Onderwerp: Bezoek-historie

RSJ 10/0942/GA, 21 september 2010, beroep
Uitspraakdatum:21-09-2010

Dit onderwerp bevat de volgende rubrieken.

Uitspraak

nummer: 10/942/GA

betreft: [klager] datum: 21 september 2010

De beroepscommissie als bedoeld in artikel 69, tweede lid, van de Penitentiaire beginselenwet (Pbw) heeft kennisgenomen van een bij het secretariaat van de Raad ingekomen beroepschrift van

[...], verder te noemen klager,

gericht tegen een uitspraak van 19 februari 2010 van de beklagcommissie bij de penitentiaire inrichting (p.i.) Leeuwarden,

alsmede van de overige stukken, waaronder de uitspraak waarvan beroep, welke in afschrift aan deze uitspraak is gehecht.

De beroepscommissie heeft de directeur van voormelde p.i. in de gelegenheid gesteld schriftelijk te reageren op het beroep en klager alsmede zijn raadsman, mr.
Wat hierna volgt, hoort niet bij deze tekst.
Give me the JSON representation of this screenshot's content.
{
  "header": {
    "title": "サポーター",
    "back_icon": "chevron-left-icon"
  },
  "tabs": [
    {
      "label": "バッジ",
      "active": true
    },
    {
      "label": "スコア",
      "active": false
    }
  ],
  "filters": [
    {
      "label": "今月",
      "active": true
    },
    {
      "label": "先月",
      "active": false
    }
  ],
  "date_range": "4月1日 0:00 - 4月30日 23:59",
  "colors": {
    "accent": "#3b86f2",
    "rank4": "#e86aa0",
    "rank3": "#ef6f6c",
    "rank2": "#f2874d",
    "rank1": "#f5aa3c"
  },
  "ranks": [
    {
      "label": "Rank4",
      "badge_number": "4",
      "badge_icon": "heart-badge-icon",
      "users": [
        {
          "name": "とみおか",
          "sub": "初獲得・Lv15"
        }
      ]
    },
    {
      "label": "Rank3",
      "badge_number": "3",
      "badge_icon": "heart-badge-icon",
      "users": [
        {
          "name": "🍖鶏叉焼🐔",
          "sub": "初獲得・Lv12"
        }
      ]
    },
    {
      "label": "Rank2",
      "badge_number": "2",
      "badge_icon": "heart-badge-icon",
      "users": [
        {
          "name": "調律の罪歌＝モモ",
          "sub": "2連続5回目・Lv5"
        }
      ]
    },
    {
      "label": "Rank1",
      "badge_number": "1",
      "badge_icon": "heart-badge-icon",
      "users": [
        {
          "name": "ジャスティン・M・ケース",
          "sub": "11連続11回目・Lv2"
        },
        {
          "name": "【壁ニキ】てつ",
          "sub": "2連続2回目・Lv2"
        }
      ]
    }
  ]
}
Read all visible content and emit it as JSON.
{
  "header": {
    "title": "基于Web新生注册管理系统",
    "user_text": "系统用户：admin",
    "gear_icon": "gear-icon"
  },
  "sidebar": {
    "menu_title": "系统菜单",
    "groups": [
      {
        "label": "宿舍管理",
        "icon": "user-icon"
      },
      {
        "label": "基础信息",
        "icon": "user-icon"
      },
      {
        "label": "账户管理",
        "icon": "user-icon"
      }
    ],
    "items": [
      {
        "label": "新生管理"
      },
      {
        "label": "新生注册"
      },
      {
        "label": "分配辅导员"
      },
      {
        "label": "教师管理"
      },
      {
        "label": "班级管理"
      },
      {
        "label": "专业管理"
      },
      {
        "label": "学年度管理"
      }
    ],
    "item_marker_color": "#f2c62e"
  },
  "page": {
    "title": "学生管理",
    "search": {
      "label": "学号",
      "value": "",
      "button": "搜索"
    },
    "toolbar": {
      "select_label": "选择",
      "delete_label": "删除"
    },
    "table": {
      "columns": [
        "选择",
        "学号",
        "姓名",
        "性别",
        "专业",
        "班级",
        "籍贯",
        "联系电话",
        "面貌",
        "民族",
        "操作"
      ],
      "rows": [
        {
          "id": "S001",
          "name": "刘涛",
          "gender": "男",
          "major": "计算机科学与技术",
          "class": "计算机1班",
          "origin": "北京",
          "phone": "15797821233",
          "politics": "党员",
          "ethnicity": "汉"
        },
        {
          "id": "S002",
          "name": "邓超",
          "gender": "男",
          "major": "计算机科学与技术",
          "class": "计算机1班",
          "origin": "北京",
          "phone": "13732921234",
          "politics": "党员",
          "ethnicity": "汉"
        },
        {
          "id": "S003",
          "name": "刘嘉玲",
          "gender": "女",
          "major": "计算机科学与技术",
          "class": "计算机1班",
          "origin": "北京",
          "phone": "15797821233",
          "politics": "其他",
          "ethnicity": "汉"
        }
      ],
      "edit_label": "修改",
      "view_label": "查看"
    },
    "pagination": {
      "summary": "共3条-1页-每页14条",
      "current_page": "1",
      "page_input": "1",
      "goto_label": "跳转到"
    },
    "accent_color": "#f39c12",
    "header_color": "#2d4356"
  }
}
M.F.E. Sprenkels, om het beroep schriftelijk toe te lichten.

Op grond van haar onderzoek overweegt en beslist de beroepscommissie als volgt:

1. De inhoud van het beklag en de uitspraak van de beklagcommissie
Het beklag betreft het in elf met name genoemde gevallen openen van aan klager gerichte poststukken en schending van het briefgeheim door deze inhoudelijk te onderzoeken, te kopiëren en het mogelijk toezenden van kopieën van die inhoud aan het
Gedetineerden recherche-informatiepunt (Grip).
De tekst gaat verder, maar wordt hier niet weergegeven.